There is a terrible symmetry to this past week in the West. The week began with the news that the Somali-born author and human-rights activist Ayaan Hirsi Ali had been forced to cancel a speaking tour in Australia. "Security concerns" were among the given reasons. A notable aspect of this issue, which has been made public, is that one of the venues at which Hirsi Ali was due to speak was contacted last month by something calling itself "'The Council for the Prevention of Islamophobia Incorporated". Nobody appears to know where this "incorporated" organisation comes from, but its purported founder -- Syed Murtaza Hussain -- claimed that the group would bring 5000 protestors to the hall at which Hirsi Ali was scheduled to talk. This threat is reminiscent of the occasion in 2009 when the British peer, Lord Ahmed, threatened to mobilise 10,000 British Muslims to protest at the Houses of Parliament in Westminster if the Dutch politician Geert Wilders were allowed to speak. On that occasion -- as on this one -- the event was cancelled. Promises to mobilise thousands of angry Muslims can have such an effect. But the long-term implications often get lost in the short-term outrage.
Other attacks on Hirsi Ali began, in fact, weeks before her now-cancelled tour had been due to start. On the web, for instance, a widely-watched video was disseminated showing a group of headscarf-covered Australian Muslim women. All were attacking Hirsi Ali and protesting her appearance in the country. Addressing her directly, they complained that, "Your narrative doesn't support our struggles.

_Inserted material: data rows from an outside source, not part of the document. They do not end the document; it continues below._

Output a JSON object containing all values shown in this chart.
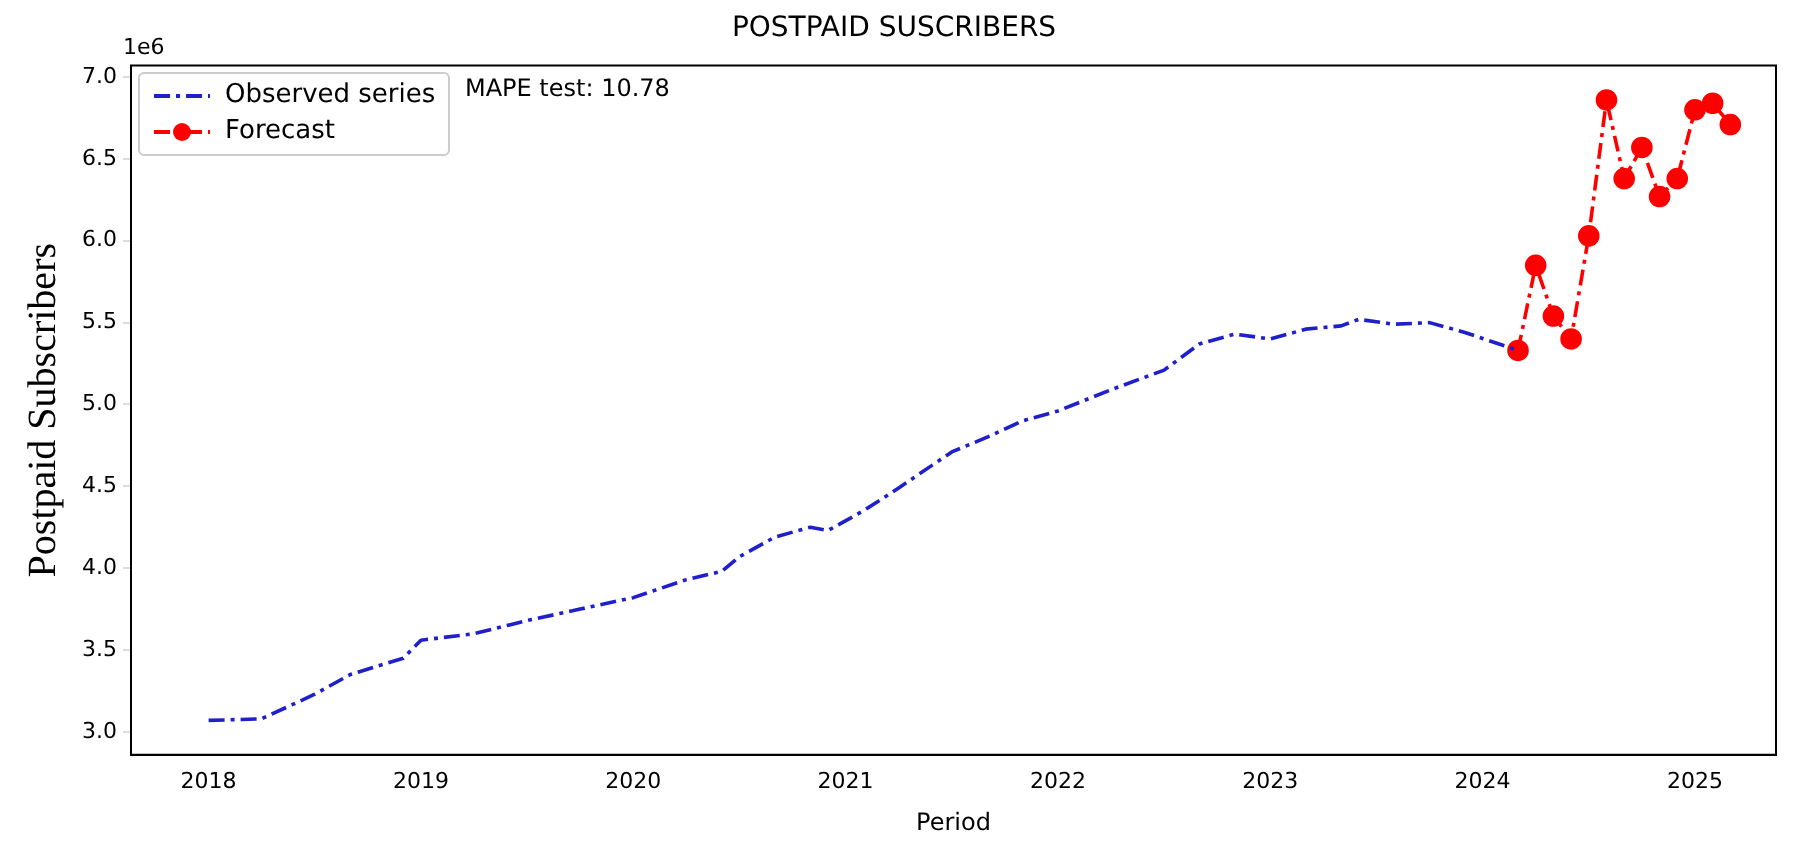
{
  "chart_data": {
    "type": "line",
    "title": "POSTPAID SUSCRIBERS",
    "xlabel": "Period",
    "ylabel": "Postpaid Subscribers",
    "annotations": [
      "1e6",
      "MAPE test: 10.78"
    ],
    "xlim": [
      "2017-08-20",
      "2025-05-19"
    ],
    "xticks": [
      {
        "value": "2018-01",
        "label": "2018"
      },
      {
        "value": "2019-01",
        "label": "2019"
      },
      {
        "value": "2020-01",
        "label": "2020"
      },
      {
        "value": "2021-01",
        "label": "2021"
      },
      {
        "value": "2022-01",
        "label": "2022"
      },
      {
        "value": "2023-01",
        "label": "2023"
      },
      {
        "value": "2024-01",
        "label": "2024"
      },
      {
        "value": "2025-01",
        "label": "2025"
      }
    ],
    "ylim": [
      2.86,
      7.07
    ],
    "yticks": [
      {
        "value": 3,
        "label": "3.0"
      },
      3.5,
      {
        "value": 4,
        "label": "4.0"
      },
      4.5,
      {
        "value": 5,
        "label": "5.0"
      },
      5.5,
      {
        "value": 6,
        "label": "6.0"
      },
      6.5,
      {
        "value": 7,
        "label": "7.0"
      }
    ],
    "grid": false,
    "legend": "top left",
    "line_style": "dashed",
    "series": [
      {
        "name": "Observed series",
        "color": "#1f1fcc",
        "marker": "none",
        "x": [
          "2018-01",
          "2018-04",
          "2018-07",
          "2018-09",
          "2018-12",
          "2019-01",
          "2019-04",
          "2019-07",
          "2019-10",
          "2020-01",
          "2020-04",
          "2020-06",
          "2020-07",
          "2020-09",
          "2020-11",
          "2020-12",
          "2021-02",
          "2021-04",
          "2021-07",
          "2021-09",
          "2021-11",
          "2022-01",
          "2022-04",
          "2022-07",
          "2022-09",
          "2022-11",
          "2023-01",
          "2023-03",
          "2023-05",
          "2023-06",
          "2023-08",
          "2023-10",
          "2023-12",
          "2024-03"
        ],
        "values": [
          3.07,
          3.08,
          3.23,
          3.35,
          3.45,
          3.56,
          3.6,
          3.68,
          3.75,
          3.82,
          3.93,
          3.98,
          4.07,
          4.19,
          4.25,
          4.23,
          4.35,
          4.49,
          4.71,
          4.8,
          4.9,
          4.96,
          5.09,
          5.21,
          5.37,
          5.43,
          5.4,
          5.46,
          5.48,
          5.52,
          5.49,
          5.5,
          5.44,
          5.33
        ]
      },
      {
        "name": "Forecast",
        "color": "#ff0000",
        "marker": "circle",
        "x": [
          "2024-03",
          "2024-04",
          "2024-05",
          "2024-06",
          "2024-07",
          "2024-08",
          "2024-09",
          "2024-10",
          "2024-11",
          "2024-12",
          "2025-01",
          "2025-02",
          "2025-03"
        ],
        "values": [
          5.33,
          5.85,
          5.54,
          5.4,
          6.03,
          6.86,
          6.38,
          6.57,
          6.27,
          6.38,
          6.8,
          6.84,
          6.71
        ]
      }
    ]
  }
}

It erases them."
Like other criticisms of Hirsi Ali, the effort was to portray her as the problem itself rather than the response to a problem. Once again, mixing up (deliberately or otherwise) the arsonist and the firefighter, such groups present a homogenous, agreed-upon opinion -- or "narrative" -- as the only necessary answer to any problems that may or may not exist. Hirsi Ali, according to them, thinks the "wrong" things and says the wrong things. Therefore she must be stopped.
That this type of campaign can succeed -- that speakers can be stopped from speaking in Western democracies because of the implicit or explicit threat of violence -- is a problem our societies need to face. But in the meantime, we also have to face the reality that a shut-down of opinion has on our public policy as well as our public discourse.
What, after all, is the acceptable discourse -- or "narrative" -- on which we can agree to speak about the attacks in Stockholm, Berlin, Nice and elsewhere? Can the discussion be allowed to include the Islamic portion? Can anyone be allowed to say that the attackers act in the name of Islam, or must we continue to present all jihadist terrorists as people suffering from any affliction apart from that one?
In the middle of the week, at a memorial service in Westminster Abbey, the Very Reverend John Hall, Dean of Westminster, said that the UK was "bewildered" after the terrorist attacks of a fortnight earlier. He went on in his sermon to ask:
"What could possibly motivate a man to hire a car and take it from Birmingham to Brighton to London, and then drive it fast at people he had never met, couldn't possibly know, against whom he had no personal grudge, no reason to hate them and then run at the gates of the Palace of Westminster to cause another death? It seems likely that we shall never know."If it is true that our societies are "bewildered", as the Dean says, might it be because we have not heard a wide-enough range of possible explanations for such outrages -- because we have deliberately cut ourselves off, by choice,- from the warnings of ex-Muslims such as Hirsi Ali? Amid the "narratives" that are acceptable and to be tolerated, perhaps we have failed to listen to the explanations that outline the sheer scale of the religious and societal problem now in front of us?
Of course, for many Muslims, such as those critics of Hirsi Ali in Australia, there is a clear reason why they want to stop her speaking. Were people to hear her, they would realise the vast enormity of the challenge ahead of us and the depth and breadth of its nature. Her audiences would discover the defensive play around the world in which many Muslim organisations are engaged -- a campaign to limit speech precisely in order to protect their own interpretation of their religion and keep out any other.
It is, however, the dissenting, silenced voices such as Hirsi Ali's that are precisely the voices the world needs to hear at present. How tragic that a week that began with a silencing, should end with yet another all-too-predictable terrorist attack -- one which Sweden will do as much to fail at comprehending as Britain did two weeks before her.
Hearing from voices such as that of Hirsi Ali could lift the fog of our "bewilderment" and explain, for instance, what does motivate some people to drive a car or truck into crowds of people going about their lives. There is a whole pile of reasons why Islamists want to stop her explanations from being aired. But why -- when the attacks keep on happening -- do our own societies collude with such sinister people to keep ourselves in the dark?